Second, replace aid with wealth, not hope. Mineral rents, extraction levies, and environmental finance must become health financing tools, not abstract macroeconomic concepts. Pandemic preparedness, labs, and manufacturing should be financed like strategic infrastructure the same way roads and power plants are.

Third, redefine roles between continental and national actors. Africa CDC should set standards, convene, negotiate pooled mechanisms, and monitor progress; Member States should implement, finance, adapt to context, and report. This is functional specialisation with mutual accountability.

Fourth, re-engineer aid coordination to support sovereignty, not substitute for it. Donors should commit to pooled, multi-year funding aligned with nationally defined priorities under One Plan, One Budget, One Report. Blended finance can accelerate manufacturing and digital infrastructure without deepening dependency. Results-based financing should reward system strengthening, whilst transitional tools (e.g., debt-for-health swaps and earmarked levies) bridge the gap as domestic mobilisation scales.

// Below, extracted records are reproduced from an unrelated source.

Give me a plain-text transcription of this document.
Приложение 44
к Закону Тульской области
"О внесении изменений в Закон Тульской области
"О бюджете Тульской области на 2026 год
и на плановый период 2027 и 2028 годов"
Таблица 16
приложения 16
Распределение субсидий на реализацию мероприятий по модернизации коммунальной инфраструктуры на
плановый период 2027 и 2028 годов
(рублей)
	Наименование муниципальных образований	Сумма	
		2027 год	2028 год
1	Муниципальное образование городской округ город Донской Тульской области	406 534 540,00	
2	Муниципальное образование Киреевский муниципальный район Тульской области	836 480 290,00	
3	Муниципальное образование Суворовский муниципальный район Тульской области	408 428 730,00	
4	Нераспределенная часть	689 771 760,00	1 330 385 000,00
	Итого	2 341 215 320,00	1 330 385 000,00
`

Fifth, politicise health financing – intentionally. Sovereignty is not technical. It is about who controls revenue and who decides how it is spent.

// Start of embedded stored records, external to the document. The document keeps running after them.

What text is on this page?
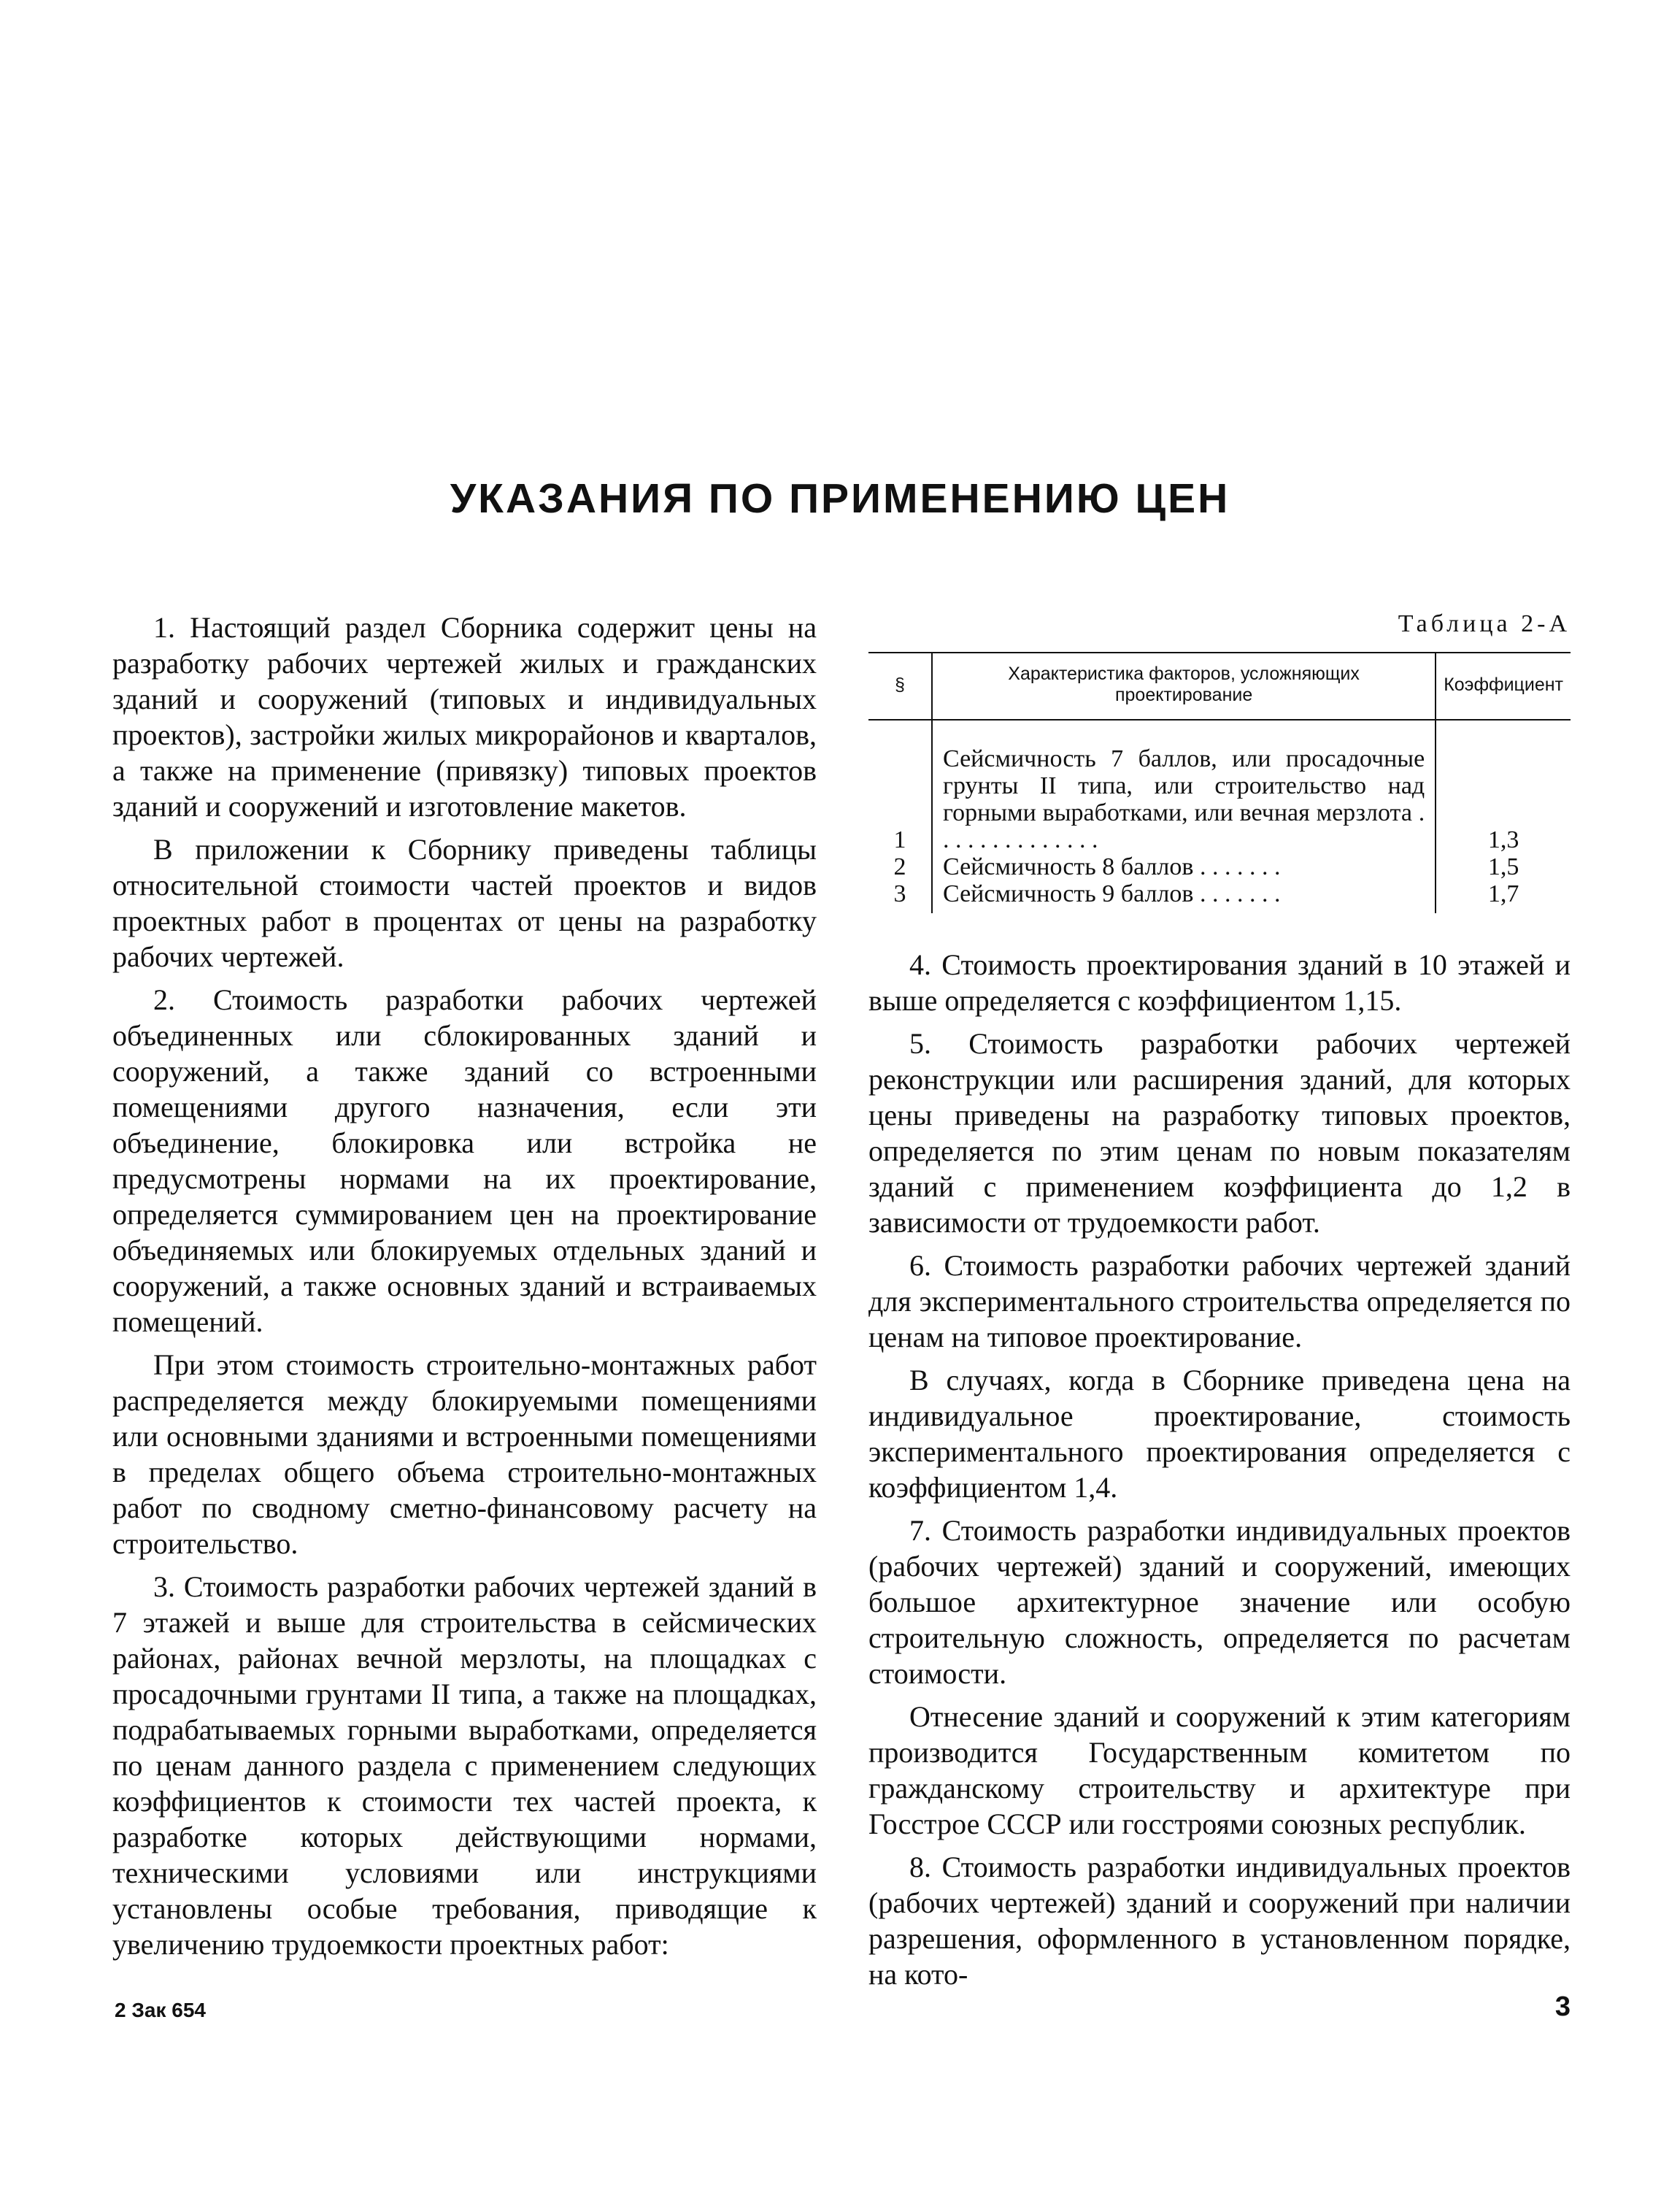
УКАЗАНИЯ ПО ПРИМЕНЕНИЮ ЦЕН

1. Настоящий раздел Сборника содержит цены на разработку рабочих чертежей жилых и гражданских зданий и сооружений (типовых и индивидуальных проектов), застройки жилых микрорайонов и кварталов, а также на применение (привязку) типовых проектов зданий и сооружений и изготовление макетов.

В приложении к Сборнику приведены таблицы относительной стоимости частей проектов и видов проектных работ в процентах от цены на разработку рабочих чертежей.

2. Стоимость разработки рабочих чертежей объединенных или сблокированных зданий и сооружений, а также зданий со встроенными помещениями другого назначения, если эти объединение, блокировка или встройка не предусмотрены нормами на их проектирование, определяется суммированием цен на проектирование объединяемых или блокируемых отдельных зданий и сооружений, а также основных зданий и встраиваемых помещений.

При этом стоимость строительно-монтажных работ распределяется между блокируемыми помещениями или основными зданиями и встроенными помещениями в пределах общего объема строительно-монтажных работ по сводному сметно-финансовому расчету на строительство.

3. Стоимость разработки рабочих чертежей зданий в 7 этажей и выше для строительства в сейсмических районах, районах вечной мерзлоты, на площадках с просадочными грунтами II типа, а также на площадках, подрабатываемых горными выработками, определяется по ценам данного раздела с применением следующих коэффициентов к стоимости тех частей проекта, к разработке которых действующими нормами, техническими условиями или инструкциями установлены особые требования, приводящие к увеличению трудоемкости проектных работ:

Таблица 2-А
§	Характеристика факторов, усложняющих проектирование	Коэффициент
1	Сейсмичность 7 баллов, или просадочные грунты II типа, или строительство над горными выработками, или вечная мерзлота . . . . . . . . . . . . . .	1,3
2	Сейсмичность 8 баллов . . . . . . .	1,5
3	Сейсмичность 9 баллов . . . . . . .	1,7

4. Стоимость проектирования зданий в 10 этажей и выше определяется с коэффициентом 1,15.

5. Стоимость разработки рабочих чертежей реконструкции или расширения зданий, для которых цены приведены на разработку типовых проектов, определяется по этим ценам по новым показателям зданий с применением коэффициента до 1,2 в зависимости от трудоемкости работ.

6. Стоимость разработки рабочих чертежей зданий для экспериментального строительства определяется по ценам на типовое проектирование.

В случаях, когда в Сборнике приведена цена на индивидуальное проектирование, стоимость экспериментального проектирования определяется с коэффициентом 1,4.

7. Стоимость разработки индивидуальных проектов (рабочих чертежей) зданий и сооружений, имеющих большое архитектурное значение или особую строительную сложность, определяется по расчетам стоимости.

Отнесение зданий и сооружений к этим категориям производится Государственным комитетом по гражданскому строительству и архитектуре при Госстрое СССР или госстроями союзных республик.

8. Стоимость разработки индивидуальных проектов (рабочих чертежей) зданий и сооружений при наличии разрешения, оформленного в установленном порядке, на кото-

2 Зак 654	3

Final Provocation: Africa is not poor—It is misaligned

The three-body problem teaches one brutal lesson: systems fail when forces pull in different directions at the same time.

Africa’s health sovereignty agenda is being pulled by ambition, aid dependency, and governance confusion whilst sitting on untapped wealth that could stabilise the entire system.

Health sovereignty will not come from better coordination alone. It will not come from donors behaving better. And it will not come from strategies that ignore Africa’s own resources.

Until Africa uses its minerals, land, and natural capital to underwrite its health security, sovereignty will remain conditional and fragile.

The system does not need another plan. It needs alignment and the courage to fund health with Africa’s own wealth.